Kelly stood at the fringe of the grass, a few feet back from where her fathers headstone stood. The day was shy of ending and the clouds had but parted; it was a mirror of her emotions. This was day one of starting all over again, barely able to breath, only cry like a new born and for what? She had no idea, her father had passed so long ago.
There the thunder rolled above her as a gentle pitter-patter broke through the moist air cooling her clammy cheeks. Her eyes clogged as she looked down at the grey stone, worn throughout the years by England’s fierce weather, it now had a little character to it.
The corners were cracked, crumbled by the beat of acid rain and the colour was a dulled and brown where the letters “A.J.K” where carved. She stepped onto the grass, the rain making a mess of her shoes and knelt enough to be able to trace the letters with her finger.
“Adam Jack Kooper” came a voice from the other side of the headstone.
With a sharp breath, Kelly pulled her hand away and looked up.
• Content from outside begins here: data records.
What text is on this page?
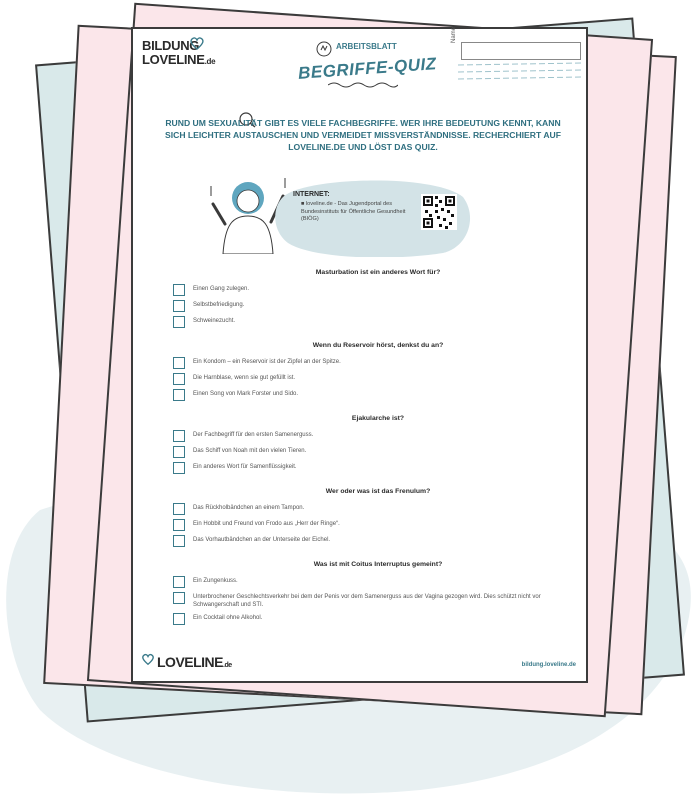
BILDUNG
LOVELINE.de
ARBEITSBLATT
BEGRIFFE-QUIZ
Name
RUND UM SEXUALITÄT GIBT ES VIELE FACHBEGRIFFE. WER IHRE BEDEUTUNG KENNT, KANN SICH LEICHTER AUSTAUSCHEN UND VERMEIDET MISSVERSTÄNDNISSE. RECHERCHIERT AUF LOVELINE.DE UND LÖST DAS QUIZ.
INTERNET:
■ loveline.de - Das Jugendportal des Bundesinstituts für Öffentliche Gesundheit (BIÖG)
Masturbation ist ein anderes Wort für?
Einen Gang zulegen.
Selbstbefriedigung.
Schweinezucht.
Wenn du Reservoir hörst, denkst du an?
Ein Kondom – ein Reservoir ist der Zipfel an der Spitze.
Die Harnblase, wenn sie gut gefüllt ist.
Einen Song von Mark Forster und Sido.
Ejakularche ist?
Der Fachbegriff für den ersten Samenerguss.
Das Schiff von Noah mit den vielen Tieren.
Ein anderes Wort für Samenflüssigkeit.
Wer oder was ist das Frenulum?
Das Rückholbändchen an einem Tampon.
Ein Hobbit und Freund von Frodo aus „Herr der Ringe“.
Das Vorhautbändchen an der Unterseite der Eichel.
Was ist mit Coitus Interruptus gemeint?
Ein Zungenkuss.
Unterbrochener Geschlechtsverkehr bei dem der Penis vor dem Samenerguss aus der Vagina gezogen wird. Dies schützt nicht vor Schwangerschaft und STI.
Ein Cocktail ohne Alkohol.
LOVELINE.de	bildung.loveline.de
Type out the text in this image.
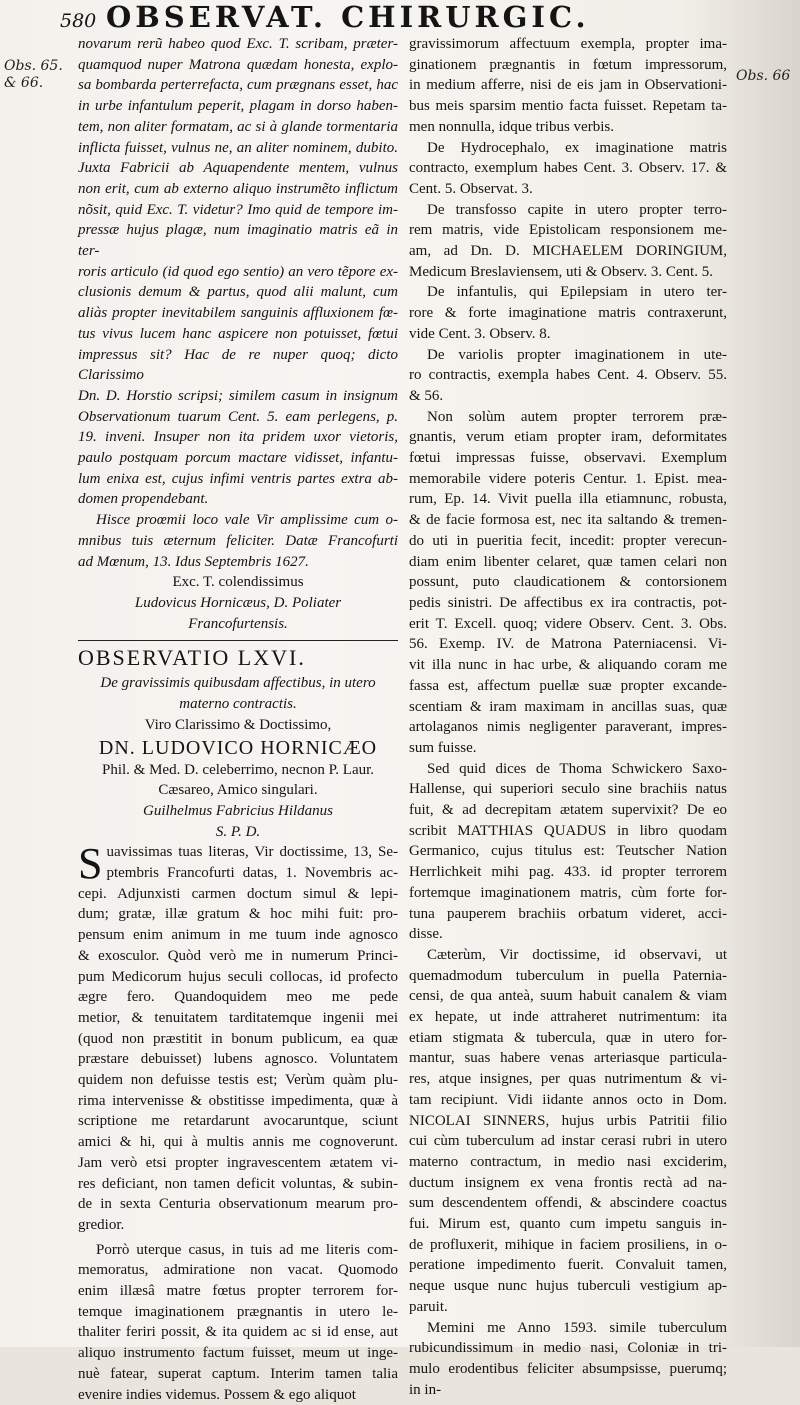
580 OBSERVAT. CHIRURGIC.
Obs. 65.
& 66.	Obs. 66

novarum rerũ habeo quod Exc. T. scribam, præter-

quamquod nuper Matrona quædam honesta, explo-

sa bombarda perterrefacta, cum prægnans esset, hac

in urbe infantulum peperit, plagam in dorso haben-

tem, non aliter formatam, ac si à glande tormentaria

inflicta fuisset, vulnus ne, an aliter nominem, dubito.

Juxta Fabricii ab Aquapendente mentem, vulnus

non erit, cum ab externo aliquo instrumẽto inflictum

nõsit, quid Exc. T. videtur? Imo quid de tempore im-

pressæ hujus plagæ, num imaginatio matris eã in ter-

roris articulo (id quod ego sentio) an vero tẽpore ex-

clusionis demum & partus, quod alii malunt, cum

aliàs propter inevitabilem sanguinis affluxionem fœ-

tus vivus lucem hanc aspicere non potuisset, fœtui

impressus sit? Hac de re nuper quoq; dicto Clarissimo

Dn. D. Horstio scripsi; similem casum in insignum

Observationum tuarum Cent. 5. eam perlegens, p.

19. inveni. Insuper non ita pridem uxor vietoris,

paulo postquam porcum mactare vidisset, infantu-

lum enixa est, cujus infimi ventris partes extra ab-

domen propendebant.

Hisce proœmii loco vale Vir amplissime cum o-

mnibus tuis æternum feliciter. Datæ Francofurti

ad Mœnum, 13. Idus Septembris 1627.

Exc. T. colendissimus

Ludovicus Hornicæus, D. Poliater

Francofurtensis.

OBSERVATIO LXVI.

De gravissimis quibusdam affectibus, in utero

materno contractis.

Viro Clarissimo & Doctissimo,

DN. LUDOVICO HORNICÆO

Phil. & Med. D. celeberrimo, necnon P. Laur.

Cæsareo, Amico singulari.

Guilhelmus Fabricius Hildanus

S. P. D.

Suavissimas tuas literas, Vir doctissime, 13, Se-

ptembris Francofurti datas, 1. Novembris ac-

cepi. Adjunxisti carmen doctum simul & lepi-

dum; gratæ, illæ gratum & hoc mihi fuit: pro-

pensum enim animum in me tuum inde agnosco

& exosculor. Quòd verò me in numerum Princi-

pum Medicorum hujus seculi collocas, id profecto

ægre fero. Quandoquidem meo me pede

metior, & tenuitatem tarditatemque ingenii mei

(quod non præstitit in bonum publicum, ea quæ

præstare debuisset) lubens agnosco. Voluntatem

quidem non defuisse testis est; Verùm quàm plu-

rima intervenisse & obstitisse impedimenta, quæ à

scriptione me retardarunt avocaruntque, sciunt

amici & hi, qui à multis annis me cognoverunt.

Jam verò etsi propter ingravescentem ætatem vi-

res deficiant, non tamen deficit voluntas, & subin-

de in sexta Centuria observationum mearum pro-

gredior.

Porrò uterque casus, in tuis ad me literis com-

memoratus, admiratione non vacat. Quomodo

enim illæsâ matre fœtus propter terrorem for-

temque imaginationem prægnantis in utero le-

thaliter feriri possit, & ita quidem ac si id ense, aut

aliquo instrumento factum fuisset, meum ut inge-

nuè fatear, superat captum. Interim tamen talia

evenire indies videmus. Possem & ego aliquot

gravissimorum affectuum exempla, propter ima-

ginationem prægnantis in fœtum impressorum,

in medium afferre, nisi de eis jam in Observationi-

bus meis sparsim mentio facta fuisset. Repetam ta-

men nonnulla, idque tribus verbis.

De Hydrocephalo, ex imaginatione matris

contracto, exemplum habes Cent. 3. Observ. 17. &

Cent. 5. Observat. 3.

De transfosso capite in utero propter terro-

rem matris, vide Epistolicam responsionem me-

am, ad Dn. D. MICHAELEM DORINGIUM,

Medicum Breslaviensem, uti & Observ. 3. Cent. 5.

De infantulis, qui Epilepsiam in utero ter-

rore & forte imaginatione matris contraxerunt,

vide Cent. 3. Observ. 8.

De variolis propter imaginationem in ute-

ro contractis, exempla habes Cent. 4. Observ. 55.

& 56.

Non solùm autem propter terrorem præ-

gnantis, verum etiam propter iram, deformitates

fœtui impressas fuisse, observavi. Exemplum

memorabile videre poteris Centur. 1. Epist. mea-

rum, Ep. 14. Vivit puella illa etiamnunc, robusta,

& de facie formosa est, nec ita saltando & tremen-

do uti in pueritia fecit, incedit: propter verecun-

diam enim libenter celaret, quæ tamen celari non

possunt, puto claudicationem & contorsionem

pedis sinistri. De affectibus ex ira contractis, pot-

erit T. Excell. quoq; videre Observ. Cent. 3. Obs.

56. Exemp. IV. de Matrona Paterniacensi. Vi-

vit illa nunc in hac urbe, & aliquando coram me

fassa est, affectum puellæ suæ propter excande-

scentiam & iram maximam in ancillas suas, quæ

artolaganos nimis negligenter paraverant, impres-

sum fuisse.

Sed quid dices de Thoma Schwickero Saxo-

Hallense, qui superiori seculo sine brachiis natus

fuit, & ad decrepitam ætatem supervixit? De eo

scribit MATTHIAS QUADUS in libro quodam

Germanico, cujus titulus est: Teutscher Nation

Herrlichkeit mihi pag. 433. id propter terrorem

fortemque imaginationem matris, cùm forte for-

tuna pauperem brachiis orbatum videret, acci-

disse.

Cæterùm, Vir doctissime, id observavi, ut

quemadmodum tuberculum in puella Paternia-

censi, de qua anteà, suum habuit canalem & viam

ex hepate, ut inde attraheret nutrimentum: ita

etiam stigmata & tubercula, quæ in utero for-

mantur, suas habere venas arteriasque particula-

res, atque insignes, per quas nutrimentum & vi-

tam recipiunt. Vidi iidante annos octo in Dom.

NICOLAI SINNERS, hujus urbis Patritii filio

cui cùm tuberculum ad instar cerasi rubri in utero

materno contractum, in medio nasi exciderim,

ductum insignem ex vena frontis rectà ad na-

sum descendentem offendi, & abscindere coactus

fui. Mirum est, quanto cum impetu sanguis in-

de profluxerit, mihique in faciem prosiliens, in o-

peratione impedimento fuerit. Convaluit tamen,

neque usque nunc hujus tuberculi vestigium ap-

paruit.

Memini me Anno 1593. simile tuberculum

rubicundissimum in medio nasi, Coloniæ in tri-

mulo erodentibus feliciter absumpsisse, puerumq;

in in-
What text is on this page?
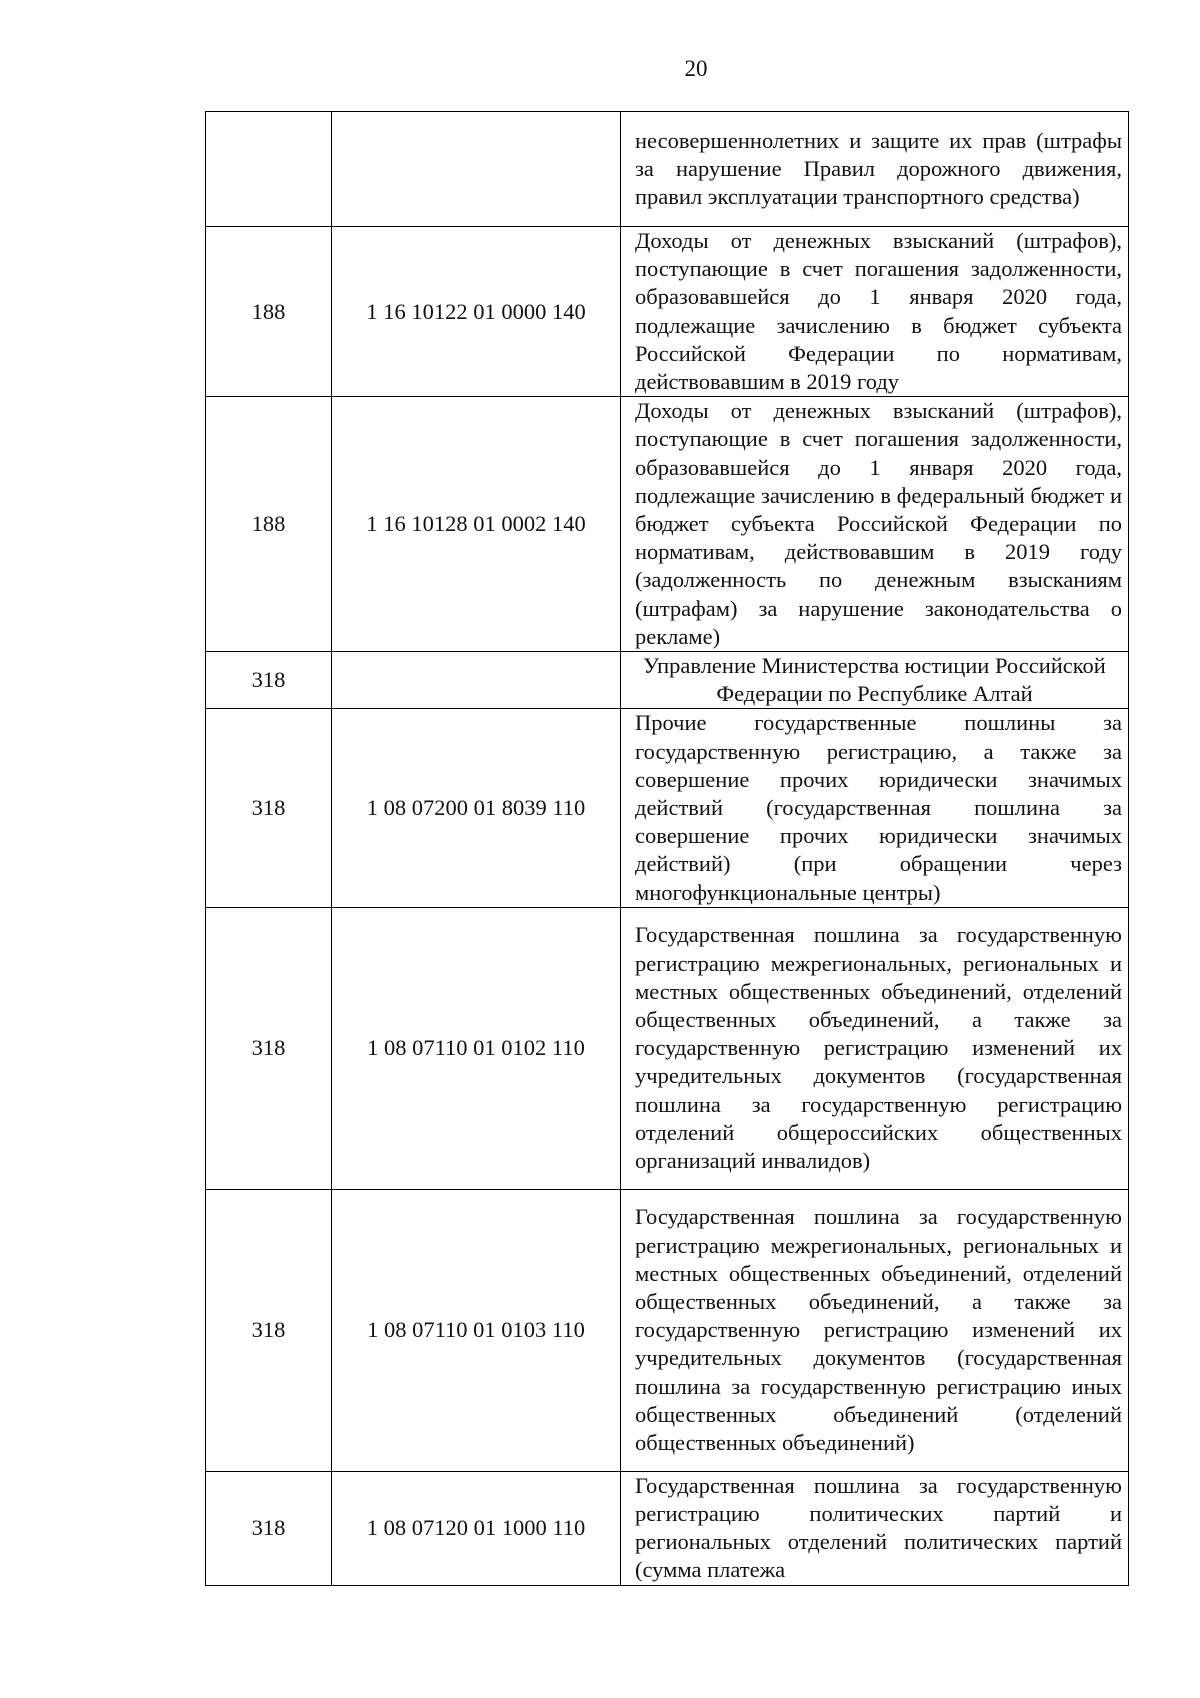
20

		несовершеннолетних и защите их прав (штрафы за нарушение Правил дорожного движения, правил эксплуатации транспортного средства)

188	1 16 10122 01 0000 140	Доходы от денежных взысканий (штрафов), поступающие в счет погашения задолженности, образовавшейся до 1 января 2020 года, подлежащие зачислению в бюджет субъекта Российской Федерации по нормативам, действовавшим в 2019 году

188	1 16 10128 01 0002 140	Доходы от денежных взысканий (штрафов), поступающие в счет погашения задолженности, образовавшейся до 1 января 2020 года, подлежащие зачислению в федеральный бюджет и бюджет субъекта Российской Федерации по нормативам, действовавшим в 2019 году (задолженность по денежным взысканиям (штрафам) за нарушение законодательства о рекламе)

318		Управление Министерства юстиции Российской Федерации по Республике Алтай

318	1 08 07200 01 8039 110	Прочие государственные пошлины за государственную регистрацию, а также за совершение прочих юридически значимых действий (государственная пошлина за совершение прочих юридически значимых действий) (при обращении через многофункциональные центры)

318	1 08 07110 01 0102 110	Государственная пошлина за государственную регистрацию межрегиональных, региональных и местных общественных объединений, отделений общественных объединений, а также за государственную регистрацию изменений их учредительных документов (государственная пошлина за государственную регистрацию отделений общероссийских общественных организаций инвалидов)

318	1 08 07110 01 0103 110	Государственная пошлина за государственную регистрацию межрегиональных, региональных и местных общественных объединений, отделений общественных объединений, а также за государственную регистрацию изменений их учредительных документов (государственная пошлина за государственную регистрацию иных общественных объединений (отделений общественных объединений)

318	1 08 07120 01 1000 110	Государственная пошлина за государственную регистрацию политических партий и региональных отделений политических партий (сумма платежа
There a man in a black suit stood, a gentle nod, his jaw clamped in an emotional fight to speak.
“Who are you?” Kelly enthused and took from kneeling, back to the edge of the pavement.
The man looked up and ruffled his hair nervously. “I knew Adam, an old friend back in the day…” too choked to finish he lifted his head to the sky.
Kelly offered him a sympathetic tilt as she watched the mans face wilt against the rain. She recognised his silence, she knew his pain, he felt guilt as she did. The man looked down again, his face now wet with tears or rain, Kelly could not tell.
“I grew up with you father, Kelly” he swallowed and waited for her to respond.
With her head still tilted she searched him, his pleading eye’s from where the salty drops fell collecting and dripping from his trembling chin, down to his loosely worn tie to his unpolished shoes, now coated with mud. She didn’t know him yet he felt familiar to her.
“You must be, 10 years if not more, younger than my father” she began and watched him nod softly. “And that is not counting the 10 years since his death!” she said, the last word leaving her mouth roughly, more so than intended.
The man ruffled his hair again, “You’re right. We’re, were 35 years, if not more apart now” he informed her and took a step forward to get a better look at her. Again he moved closer until she could see him better.
“Stop!” she told him and as if to signify the moment the sky grew darker and the rain harsher.
The man had made his point. She knew him very well. He was the one, the one her father had told her about.
“The day will come where man will leap years, where the past will be one with the present and when this day comes, do not let me change anything. Promise me!”
Kelly shook the voice of her father away and looked up at the man before her. “I can’t change what happened to you. I’m sorry, but I promised you.”
The man - her father looked at her, now sorry for being there. He was bitter at himself and was proud of his daughter. Holding his tongue from all that he desired he watched the tears roll down her cheeks and then, as if never there at all, vanished leaving her alone to cradle herself while she wept, the storm breaking above her.